Technically, the Department of Justice sends hundreds of observers around the country every year to monitor elections, so maybe Wisconsin shouldn’t take this personally. On the other hand, since the state did pass a photo ID law which has only recently been halted by the State Courts, it might be personal.
Tomorrow, for the Republican primary and a few local elections, there will be DoJ observers in Milwaukee assuring that the state is complying with the Voting Rights Act of 1965 and other federal voting laws. It can also keep an eye out for violations of Wisconsin’s voting rights, which are even stricter than the Federal ones. The monitors will keep an eye on the basics, discrimination in the voting process based on race, color or membership in a minority language group.

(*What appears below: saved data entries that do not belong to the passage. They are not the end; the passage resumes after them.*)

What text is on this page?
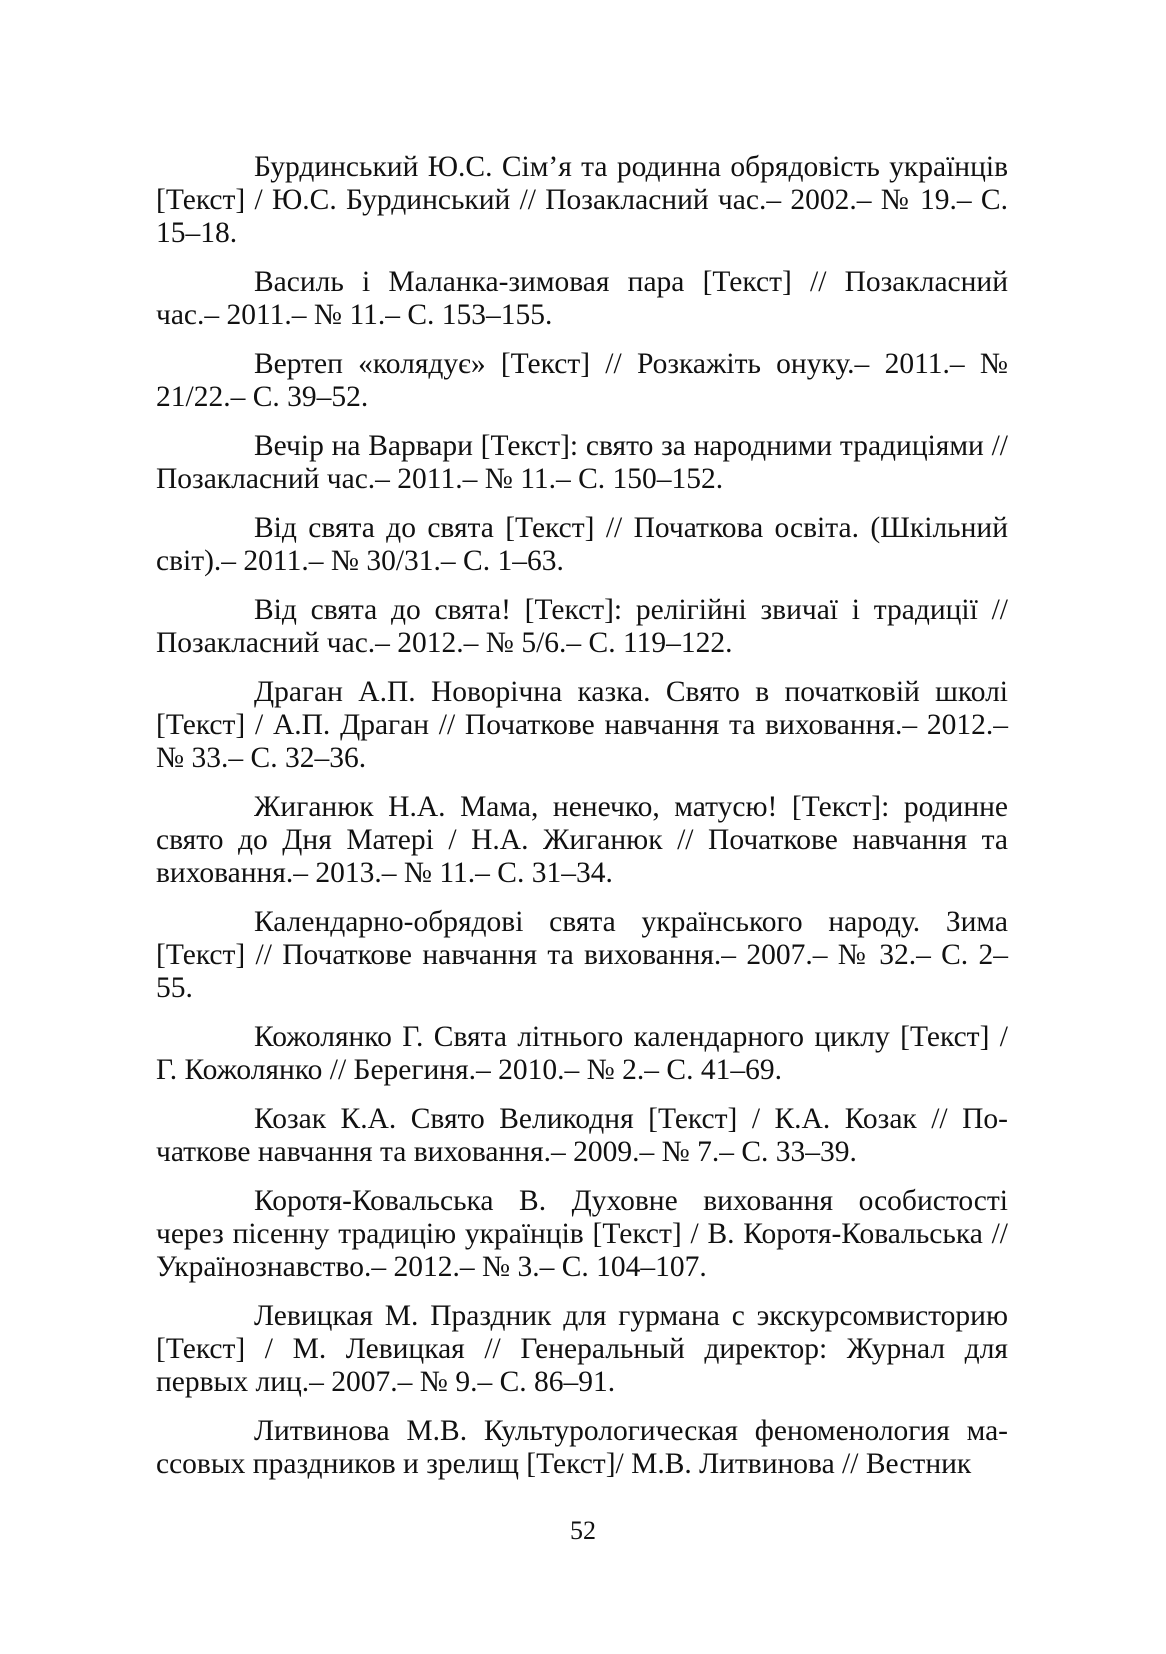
Бурдинський Ю.С. Сім’я та родинна обрядовість українців [Текст] / Ю.С. Бурдинський // Позакласний час.– 2002.– № 19.– С. 15–18.

Василь і Маланка-зимовая пара [Текст] // Позакласний час.– 2011.– № 11.– С. 153–155.

Вертеп «колядує» [Текст] // Розкажіть онуку.– 2011.– № 21/22.– С. 39–52.

Вечір на Варвари [Текст]: свято за народними традиціями // Позакласний час.– 2011.– № 11.– С. 150–152.

Від свята до свята [Текст] // Початкова освіта. (Шкільний світ).– 2011.– № 30/31.– С. 1–63.

Від свята до свята! [Текст]: релігійні звичаї і традиції // Позакласний час.– 2012.– № 5/6.– С. 119–122.

Драган А.П. Новорічна казка. Свято в початковій школі [Текст] / А.П. Драган // Початкове навчання та виховання.– 2012.– № 33.– С. 32–36.

Жиганюк Н.А. Мама, ненечко, матусю! [Текст]: родинне свято до Дня Матері / Н.А. Жиганюк // Початкове навчання та виховання.– 2013.– № 11.– С. 31–34.

Календарно-обрядові свята українського народу. Зима [Текст] // Початкове навчання та виховання.– 2007.– № 32.– С. 2–55.

Кожолянко Г. Свята літнього календарного циклу [Текст] / Г. Кожолянко // Берегиня.– 2010.– № 2.– С. 41–69.

Козак К.А. Свято Великодня [Текст] / К.А. Козак // Початкове навчання та виховання.– 2009.– № 7.– С. 33–39.

Коротя-Ковальська В. Духовне виховання особистості через пісенну традицію українців [Текст] / В. Коротя-Ковальська // Українознавство.– 2012.– № 3.– С. 104–107.

Левицкая М. Праздник для гурмана с экскурсомвисторию [Текст] / М. Левицкая // Генеральный директор: Журнал для первых лиц.– 2007.– № 9.– С. 86–91.

Литвинова М.В. Культурологическая феноменология массовых праздников и зрелищ [Текст]/ М.В. Литвинова // Вестник

52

Federal law does not include membership in a political party under its anti-discrimination rules, though it might need to at the rate the Republicans are going.
In addition to the Republican presidential primary, in Milwaukee, Mayor Tom Barrett is running for re-election. He also announced on Friday that he is running against Scott Walker for the governorship, again. His primary for the recall election is scheduled for May 8. Barrett has not withdrawn from the mayoral race.
As for the Republican primary, the polling is tending toward Mitt Romney, but Rick Santorum has said that no matter what happens in Wisconsin, he is staying in the race. Wisconsin would only give Romney enough delegates to top the half-way mark to the nomination. It is predicted that the primary will draw about a 35% turnout.